La dificultad, naturalmente, es que uno siempre
quiere
algo de las mujeres —atención, sexo, consuelo, compasión, perdón—, y que muchas veces lo quiere con la suficiente intensidad como para enturbiar la propia percepción de lo que
ellas
quieren. Y, en cualquier negociación, nunca es buena idea perder de vista lo que quiere el oponente.

¿Es que todas las relaciones con las mujeres son negociaciones? Sí. Si esta respuesta parece inadecuada es sólo porque no conozco una palabra más enfática que «sí».

A las mujeres, en mi opinión, les gusta saber quién está al mando. Y, si no pueden estar ellas, les gustaría que estuvieras tú. El problema es que «al mando», en este caso, puede definirse como «quien dirige a los dos hacia ese objetivo que ambos han acordado es correcto». Llegado aquí, voy a comparar los tratos con mujeres a los tratos con niños o animales. Esto no quiere dar entender que las mujeres sean, en modo alguno, inferiores, sino únicamente que los niños y los animales son más espabilados que los hombres.

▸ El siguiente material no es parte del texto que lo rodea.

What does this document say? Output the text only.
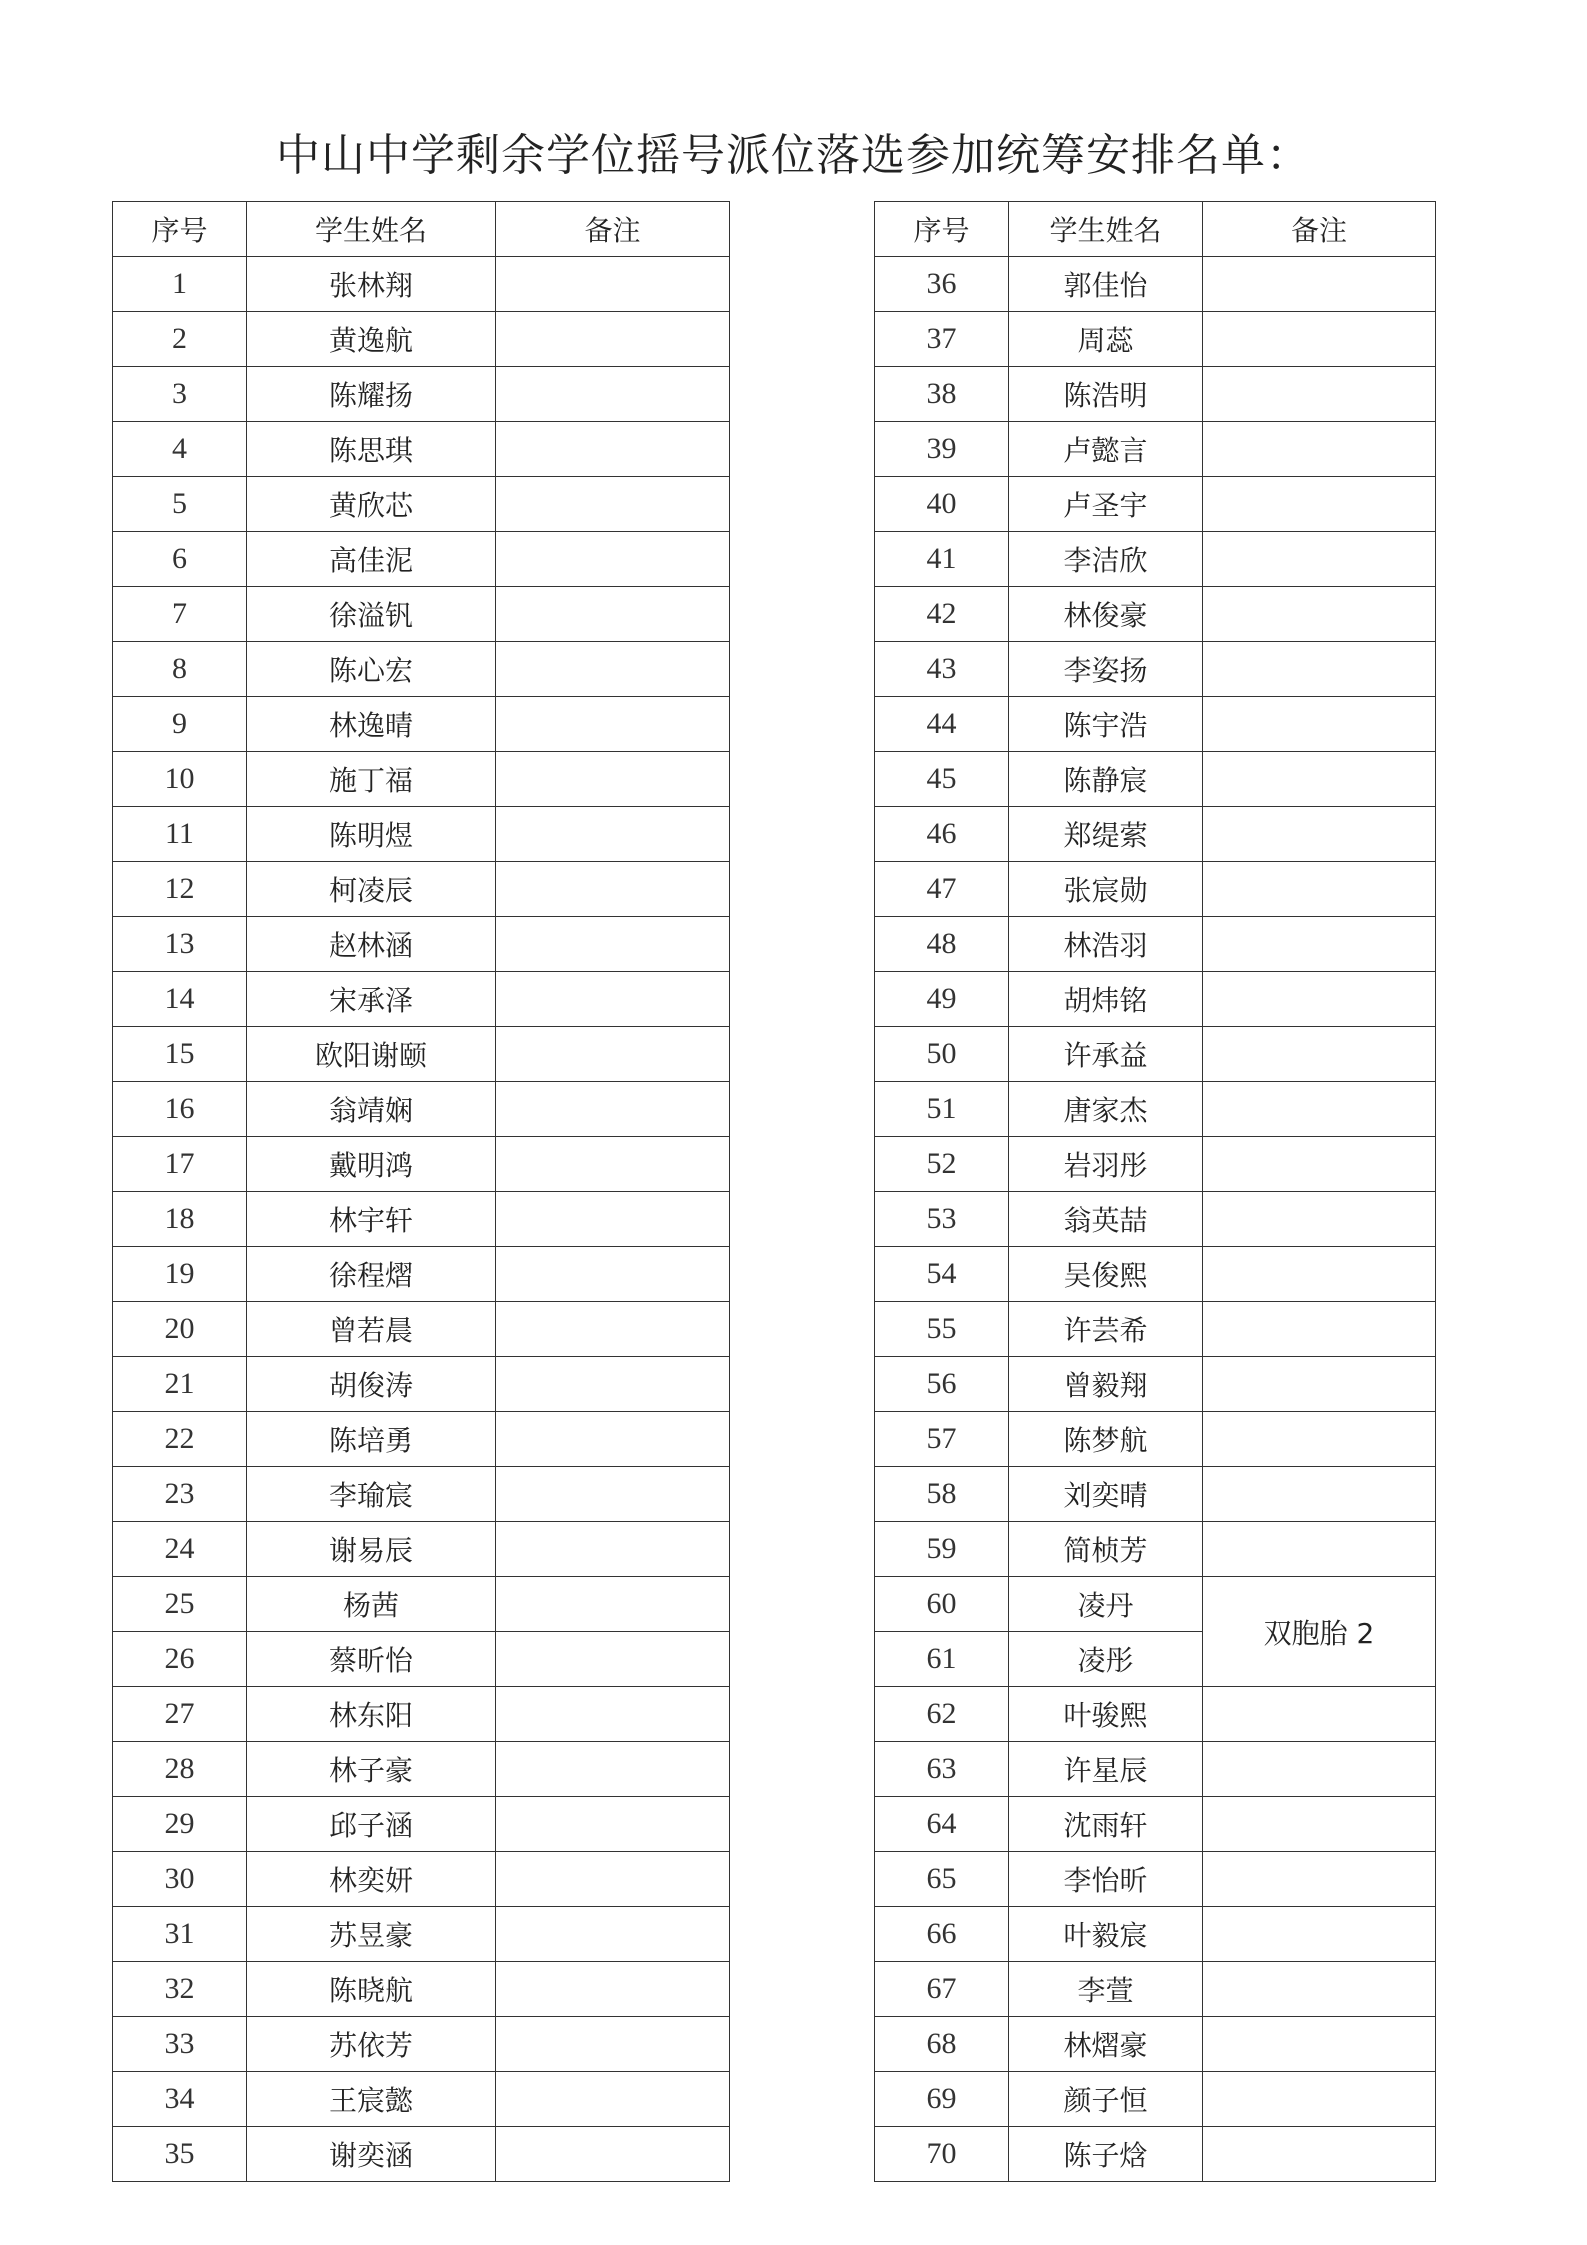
中山中学剩余学位摇号派位落选参加统筹安排名单：
序号	学生姓名	备注
1	张林翔	
2	黄逸航	
3	陈耀扬	
4	陈思琪	
5	黄欣芯	
6	高佳泥	
7	徐溢钒	
8	陈心宏	
9	林逸晴	
10	施丁福	
11	陈明煜	
12	柯凌辰	
13	赵林涵	
14	宋承泽	
15	欧阳谢颐	
16	翁靖娴	
17	戴明鸿	
18	林宇轩	
19	徐程熠	
20	曾若晨	
21	胡俊涛	
22	陈培勇	
23	李瑜宸	
24	谢易辰	
25	杨茜	
26	蔡昕怡	
27	林东阳	
28	林子豪	
29	邱子涵	
30	林奕妍	
31	苏昱豪	
32	陈晓航	
33	苏依芳	
34	王宸懿	
35	谢奕涵	
序号	学生姓名	备注
36	郭佳怡	
37	周蕊	
38	陈浩明	
39	卢懿言	
40	卢圣宇	
41	李洁欣	
42	林俊豪	
43	李姿扬	
44	陈宇浩	
45	陈静宸	
46	郑缇萦	
47	张宸勋	
48	林浩羽	
49	胡炜铭	
50	许承益	
51	唐家杰	
52	岩羽彤	
53	翁英喆	
54	吴俊熙	
55	许芸希	
56	曾毅翔	
57	陈梦航	
58	刘奕晴	
59	简桢芳	
60	凌丹	双胞胎 2
61	凌彤	
62	叶骏熙	
63	许星辰	
64	沈雨轩	
65	李怡昕	
66	叶毅宸	
67	李萱	
68	林熠豪	
69	颜子恒	
70	陈子焓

Los hombres tienen mucho que aprender de las mujeres. Los hombres son los perritos falderos del universo. Los hombres pierden el tiempo persiguiendo lo absolutamente inútil por la sencilla razón de que todos sus iguales hacen lo mismo. Las mujeres, no. Ellas tienden legítimamente a orientarse hacia un objetivo, y sus objetivos son, en su mayor parte, sencillos: amor, seguridad, dinero, prestigio. Son unos objetivos buenos, directos, significativos, sobre todo en comparación con los objetivos, más masculinos, de la gloria, la aceptación y el ser apreciado. A las mujeres les importa un pimiento ser apreciadas, y eso significa que no saben transigir. Se entregan ocasionalmente a la persona que aman, luchan hasta haber vencido, evitan un enfrentamiento en el que no puedan vencer, pero nunca transigen.

La transacción, el pacto, es una idea masculina, y tiene que ver con el «ser apreciado». Transigir significa: «En el futuro volveremos a encontrarnos en otras circunstancias, conque ¿no le parece buena idea que
ambas
partes saquemos algún provecho de esta negociación?» La respuesta femenina es «no».

Lo cual quiere decir que no es muy divertido hacer negocios con una mujer.

George Lorimer, director del
Saturday Evening Post
, escribió en 1903 que nunca hay que hacer negocios con las mujeres: si van perdiendo, mezclan su sexo en el asunto; si van ganando, lo dejan al margen y te tratan con más dureza que cualquier hombre.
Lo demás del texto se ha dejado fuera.